When we set out to find an answer to a question we look to the most accessible option and rely on our inner confirmation biases to stop when we conclude that we have found what we are looking for.

An interesting adjunct to thinking about gaps in learning is the Dunning-Kruger effect which describes misplaced self-evaluation of skills sets both by low and high educational achievers, pithily summarised by Bertrand Russell who said that ‘the trouble with the world is that the stupid are cocksure and the intelligent are full of doubt.’

Doubt is a foundation stone of medical education. ‘Guessing’ is anathema. If you don’t know then ask someone who does. This is the cornerstone of patient referral guidance between generalists and specialists. In addition, we were often told that at graduation 50% of what we had learnt would be obsolete and that within 5 years of leaving medical school, all our knowledge would be out of date. It was therefore incumbent on us to maintain our clinical expertise employing any approach, which proved useful.

Presently there is growing interest in clinical e-learning, defined as ‘any educational intervention mediated electronically via the internet’. Usually incorporating some interactivity and active participation on the part of the learner, these courses are designed to be undertaken asynchronously and at a self-directed pace and time.

They have the added advantages of allowing students to access content remotely without incurring travel costs, providing rapidly updated course content, personalized instruction and allows spontaneous learning, when facing the demand of a new clinical query.

These benefits seem self-evident, but there are questions which remain such as, ‘are these courses any good?’ or ‘are we able to assert that learners find them useful?’ And perhaps most importantly, ‘Do they make a difference to outcomes?’

Interestingly the sequential answers to these questions seem to be ‘sometimes, yes and maybe’.

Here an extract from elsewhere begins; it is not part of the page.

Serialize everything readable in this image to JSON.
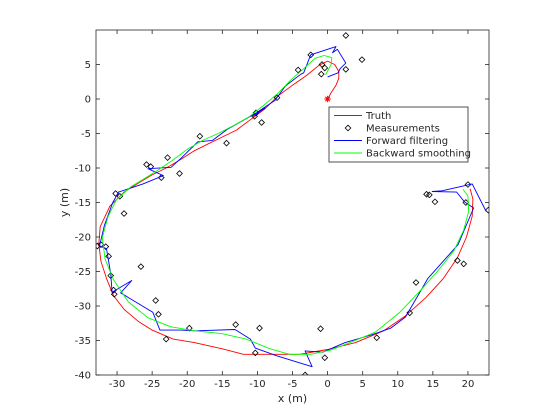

It has been found that well-structured e-learning based on high quality, up-to-date content can be relied upon by learners to provide them with answers to clinical questions and appropriate continuing professional development. Learners have also found that e-learning can be a valuable adjunct to their approaches to knowledge acquisition.

However, as to the question ‘does e-learning have a positive impact on patient care?’ There is conflicting evidence from published data. A meta-analysis published in 2009 asserted that e-learning was associated with ‘large positive effects’ notably improved skills of clinicians. In comparison a Cochrane review from 2018 concluded that although ‘no worse’ than standard learning methodologies e-learning there was ‘no difference between e-learning and traditional learning on patient outcomes at one year’. This included an evaluation of skills and knowledge.

Should we therefore conclude that e-learning may have merits for users but none for patients? Not quite. The Cochrane review admitted that the research underpinning their meta-analysis contained ‘very low certainty of evidence’. The jury may therefore be ‘out’ on patient benefits, but for clinicians quality e-learning is useful, important and delivers a key source of continuing professional development.